Alan L. Anderson About Alan L. Anderson

Alan L. Anderson is a Regional Director of Evangelization and Faith Formation for the Catholic Diocese of Peoria, Illinois and Director of Religious Education for St. Mary's Catholic Church in Metamora, Illinois

Comments

  1. Avatar Edward Kistka says:

    Wonderful !!!

  2. Avatar Robbie J says:

    Thank you, Mr Anderson. Lovely article.
    I’ve always felt that gratitude – or being in a constant state of gratefulness, is the key to humility. Simply because it’s not possible to be proud and truly grateful at the same time. If we could spend just a single minute each day contemplating all that Christ has done for us, who could not be moved to humility? Only those with a heart of stone could remain unmoved. God bless you!
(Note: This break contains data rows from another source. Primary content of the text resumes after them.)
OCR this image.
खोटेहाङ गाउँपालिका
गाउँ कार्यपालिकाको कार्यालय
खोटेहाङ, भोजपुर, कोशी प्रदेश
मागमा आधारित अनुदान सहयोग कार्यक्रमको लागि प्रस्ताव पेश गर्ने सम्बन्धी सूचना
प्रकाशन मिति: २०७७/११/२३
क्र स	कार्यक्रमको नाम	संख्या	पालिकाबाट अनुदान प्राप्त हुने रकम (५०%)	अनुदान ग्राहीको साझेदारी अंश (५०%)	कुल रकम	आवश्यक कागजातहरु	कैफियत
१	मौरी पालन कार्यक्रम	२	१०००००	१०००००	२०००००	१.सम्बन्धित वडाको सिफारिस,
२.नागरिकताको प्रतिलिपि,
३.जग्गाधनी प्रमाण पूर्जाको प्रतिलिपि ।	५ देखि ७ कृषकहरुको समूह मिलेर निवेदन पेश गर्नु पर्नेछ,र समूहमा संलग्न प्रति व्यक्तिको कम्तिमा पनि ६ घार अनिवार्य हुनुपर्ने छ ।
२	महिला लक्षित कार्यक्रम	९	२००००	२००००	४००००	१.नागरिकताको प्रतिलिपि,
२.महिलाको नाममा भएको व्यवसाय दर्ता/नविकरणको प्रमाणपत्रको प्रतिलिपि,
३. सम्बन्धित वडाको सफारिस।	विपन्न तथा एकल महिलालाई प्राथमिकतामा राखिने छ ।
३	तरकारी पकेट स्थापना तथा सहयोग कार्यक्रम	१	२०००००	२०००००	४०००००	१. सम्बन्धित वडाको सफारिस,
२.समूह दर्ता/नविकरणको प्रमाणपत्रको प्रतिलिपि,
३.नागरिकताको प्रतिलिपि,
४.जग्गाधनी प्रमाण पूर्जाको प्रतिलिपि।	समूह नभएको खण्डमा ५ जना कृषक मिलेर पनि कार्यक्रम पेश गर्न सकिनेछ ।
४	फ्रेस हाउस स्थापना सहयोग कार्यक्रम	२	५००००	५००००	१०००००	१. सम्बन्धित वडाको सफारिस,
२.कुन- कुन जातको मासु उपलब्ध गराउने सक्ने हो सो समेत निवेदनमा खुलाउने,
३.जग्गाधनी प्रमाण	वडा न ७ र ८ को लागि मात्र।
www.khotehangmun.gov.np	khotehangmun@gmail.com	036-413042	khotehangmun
  3. Avatar Joe Klapatch says:

    Thanks for a wonderful reflection. Something I always wondered about this passage was the three I love you’s of Jesus and the three I love you’s of Peter. We see that the first two from Jesus were agape and the last was Philio. While all three for Peter were Philio. I am wondering if in some sense the is a “coming to meet us where we are” interaction going on here. Why the shift from agape to philio by Jesus and why the instance on not going all the way to agape by Peter? Was Peter still in the imperfect contrition fear of the Lord mode and not yet moved to the perfect contrition fear of the Lord mode? Curious for thoughts.